Most of us these days take anxiety as negative brain thought, which potentially damages our wellbeing. But here is a catch anxiety became part of our subconscious brain for a reason. Our elders had to struggle and fight for survival pretty much each and every moment. They were anxious and attentive most of the time to fight the potential predators.

When we are relaxed and in our comfort zone for most parts of our life, we sort of get behind in the race of life. Those with higher anxiety levels win the race. It’s Okay to be anxious to a certain level, it prepares us to fight the potential danger and keeps us in the race. When we are anxious, our brain is alert at most, it tries to solve problems quickly. Our anxiety can help us achieve our desired goal if we use it to our leverage.

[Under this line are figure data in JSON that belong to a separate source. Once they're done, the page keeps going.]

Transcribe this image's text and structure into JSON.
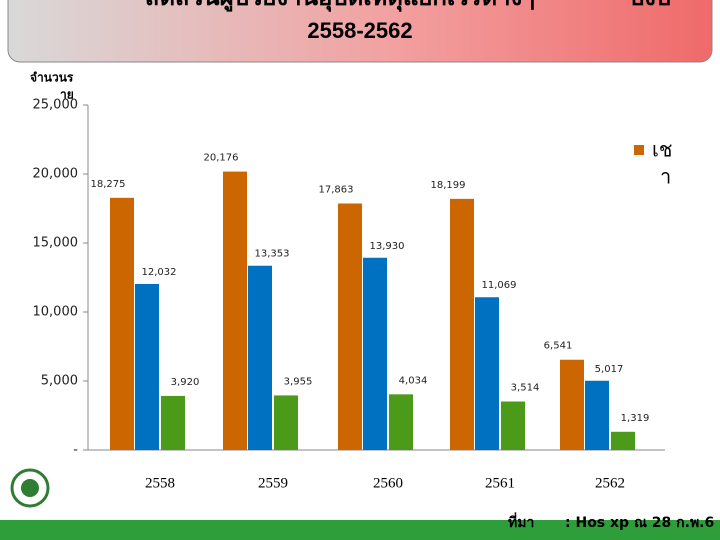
{
  "chart_data": {
    "type": "bar",
    "title": "สัดส่วนผู้ป่วยงานอุบัติเหตุแยกเวรต่างๆ",
    "title_right": "ปีงบ",
    "subtitle": "2558-2562",
    "y_label": [
      "จำนวนร",
      "าย"
    ],
    "categories": [
      "2558",
      "2559",
      "2560",
      "2561",
      "2562"
    ],
    "series": [
      {
        "name": [
          "เช",
          "า"
        ],
        "color": "#cc6600",
        "values": [
          18275,
          20176,
          17863,
          18199,
          6541
        ],
        "value_labels": [
          "18,275",
          "20,176",
          "17,863",
          "18,199",
          "6,541"
        ]
      },
      {
        "color": "#0070c0",
        "values": [
          12032,
          13353,
          13930,
          11069,
          5017
        ],
        "value_labels": [
          "12,032",
          "13,353",
          "13,930",
          "11,069",
          "5,017"
        ]
      },
      {
        "color": "#4c9a1a",
        "values": [
          3920,
          3955,
          4034,
          3514,
          1319
        ],
        "value_labels": [
          "3,920",
          "3,955",
          "4,034",
          "3,514",
          "1,319"
        ]
      }
    ],
    "ylim": [
      0,
      25000
    ],
    "yticks": [
      {
        "value": 0,
        "label": "-"
      },
      {
        "value": 5000,
        "label": "5,000"
      },
      {
        "value": 10000,
        "label": "10,000"
      },
      {
        "value": 15000,
        "label": "15,000"
      },
      {
        "value": 20000,
        "label": "20,000"
      },
      {
        "value": 25000,
        "label": "25,000"
      }
    ],
    "source_label": "ที่มา",
    "source": ": Hos xp ณ 28 ก.พ.6"
  }
}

When students approach their term exam, their anxiety grows to higher level. When they touch the peak of their anxiety, they study more and their concentration level increases. This is just because they want to compete with their peers and want to be in the race. One study has found that the average student who couldn’t understand a difficult problem in normal routine classes when they approached their exams and were exposed to the same problem again in their revisions prior to the exam, their probability of understanding the same problem rose significantly. Their attention span grew dramatically, which helped them understand the problems they couldn’t grasp in their classes.

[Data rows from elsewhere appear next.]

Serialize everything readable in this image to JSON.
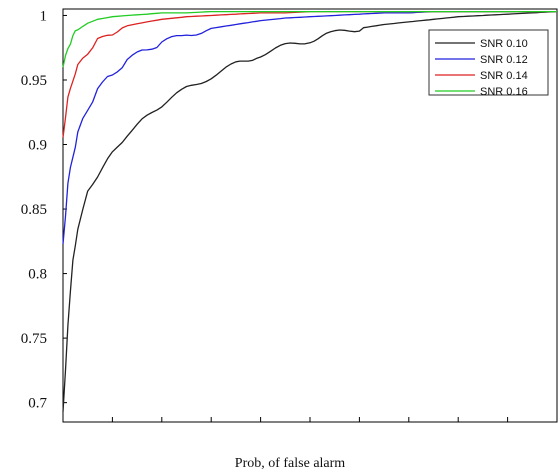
{
  "chart_data": {
    "type": "line",
    "xlabel": "Prob, of false alarm",
    "ylabel": "",
    "title": "",
    "xlim": [
      0,
      1
    ],
    "ylim": [
      0.685,
      1.005
    ],
    "x_ticks_count": 10,
    "y_ticks": [
      {
        "value": 1.0,
        "label": "1"
      },
      {
        "value": 0.95,
        "label": "0.95"
      },
      {
        "value": 0.9,
        "label": "0.9"
      },
      {
        "value": 0.85,
        "label": "0.85"
      },
      {
        "value": 0.8,
        "label": "0.8"
      },
      {
        "value": 0.75,
        "label": "0.75"
      },
      {
        "value": 0.7,
        "label": "0.7"
      }
    ],
    "legend_position": "top-right",
    "grid": false,
    "series": [
      {
        "name": "SNR 0.10",
        "color": "#222222",
        "x": [
          0,
          0.01,
          0.02,
          0.03,
          0.05,
          0.07,
          0.1,
          0.13,
          0.17,
          0.2,
          0.25,
          0.3,
          0.35,
          0.4,
          0.45,
          0.5,
          0.55,
          0.6,
          0.65,
          0.7,
          0.75,
          0.8,
          0.85,
          0.9,
          0.95,
          1.0
        ],
        "y": [
          0.693,
          0.76,
          0.81,
          0.835,
          0.863,
          0.876,
          0.893,
          0.908,
          0.921,
          0.931,
          0.943,
          0.953,
          0.962,
          0.97,
          0.976,
          0.981,
          0.986,
          0.99,
          0.993,
          0.995,
          0.997,
          0.999,
          1.0,
          1.001,
          1.002,
          1.003
        ]
      },
      {
        "name": "SNR 0.12",
        "color": "#2222dd",
        "x": [
          0,
          0.01,
          0.02,
          0.03,
          0.05,
          0.07,
          0.1,
          0.13,
          0.17,
          0.2,
          0.25,
          0.3,
          0.35,
          0.4,
          0.45,
          0.5,
          0.55,
          0.6,
          0.65,
          0.7,
          0.75,
          0.8,
          0.85,
          0.9,
          0.95,
          1.0
        ],
        "y": [
          0.825,
          0.868,
          0.892,
          0.908,
          0.928,
          0.942,
          0.955,
          0.965,
          0.974,
          0.979,
          0.985,
          0.99,
          0.993,
          0.996,
          0.998,
          0.999,
          1.0,
          1.001,
          1.002,
          1.002,
          1.003,
          1.003,
          1.003,
          1.003,
          1.003,
          1.003
        ]
      },
      {
        "name": "SNR 0.14",
        "color": "#dd2222",
        "x": [
          0,
          0.01,
          0.02,
          0.03,
          0.05,
          0.07,
          0.1,
          0.13,
          0.17,
          0.2,
          0.25,
          0.3,
          0.35,
          0.4,
          0.45,
          0.5,
          0.55,
          0.6,
          0.65,
          0.7,
          0.75,
          0.8,
          0.85,
          0.9,
          0.95,
          1.0
        ],
        "y": [
          0.907,
          0.935,
          0.951,
          0.96,
          0.972,
          0.98,
          0.987,
          0.992,
          0.995,
          0.997,
          0.999,
          1.0,
          1.001,
          1.002,
          1.002,
          1.003,
          1.003,
          1.003,
          1.003,
          1.003,
          1.003,
          1.003,
          1.003,
          1.003,
          1.003,
          1.003
        ]
      },
      {
        "name": "SNR 0.16",
        "color": "#22cc22",
        "x": [
          0,
          0.01,
          0.02,
          0.03,
          0.05,
          0.07,
          0.1,
          0.13,
          0.17,
          0.2,
          0.25,
          0.3,
          0.35,
          0.4,
          0.45,
          0.5,
          0.55,
          0.6,
          0.65,
          0.7,
          0.75,
          0.8,
          0.85,
          0.9,
          0.95,
          1.0
        ],
        "y": [
          0.959,
          0.975,
          0.984,
          0.989,
          0.994,
          0.997,
          0.999,
          1.0,
          1.001,
          1.002,
          1.002,
          1.003,
          1.003,
          1.003,
          1.003,
          1.003,
          1.003,
          1.003,
          1.003,
          1.003,
          1.003,
          1.003,
          1.003,
          1.003,
          1.003,
          1.003
        ]
      }
    ]
  }
}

In the era of a global pandemic our anxiety is pointing us towards a change of lifestyle. It is telling us that something is not right out there. Anxiety becomes a problem when it touches its extreme, so that it hinders us from performing our day to day task. Even the extreme form can divert our attention from self care and can be destructive.The famous Danish philosopher Soren Keirgaard once said that who ever learns to be anxious in right way, he learn the ultimate way.

Anxiety is not as clear as I’ve discussed it so for. Sometime times it’s slow, other times it’s fast. It’s a confusing state of mind. Perhaps its just because life is challenging, it’s not easy. Our subconscious persistently keeps wandering about our future and our surroundings. It wants to make sense of its surroundings and and future events. Once it feel that something is not right about the environment or about the future, our subconscious mind gets anxious. It becomes attentive and tries to solve any potential problem. That’s why sometime sitting alone we feel sad and anxious for no reason, our subconscious is active at that time guessing about the future and the immediate surroundings.

If we understand the motive behind our anxious mind, we can use the power of anxiety to our advantage. Our brain has the power to solve most of our daily life problems, that’s how our ancestors survived. There were many species bigger in size than homosepiends but their anxious brain was not as active as ours. We don’t see those species anymore , they have become extinct. They didn’t have the power to sense the immediate danger, thus they failed to adopt the new living conditions. Humans have tremendous advantage over any other species on the planet, perhaps that’s why we carry such a large anxious brain.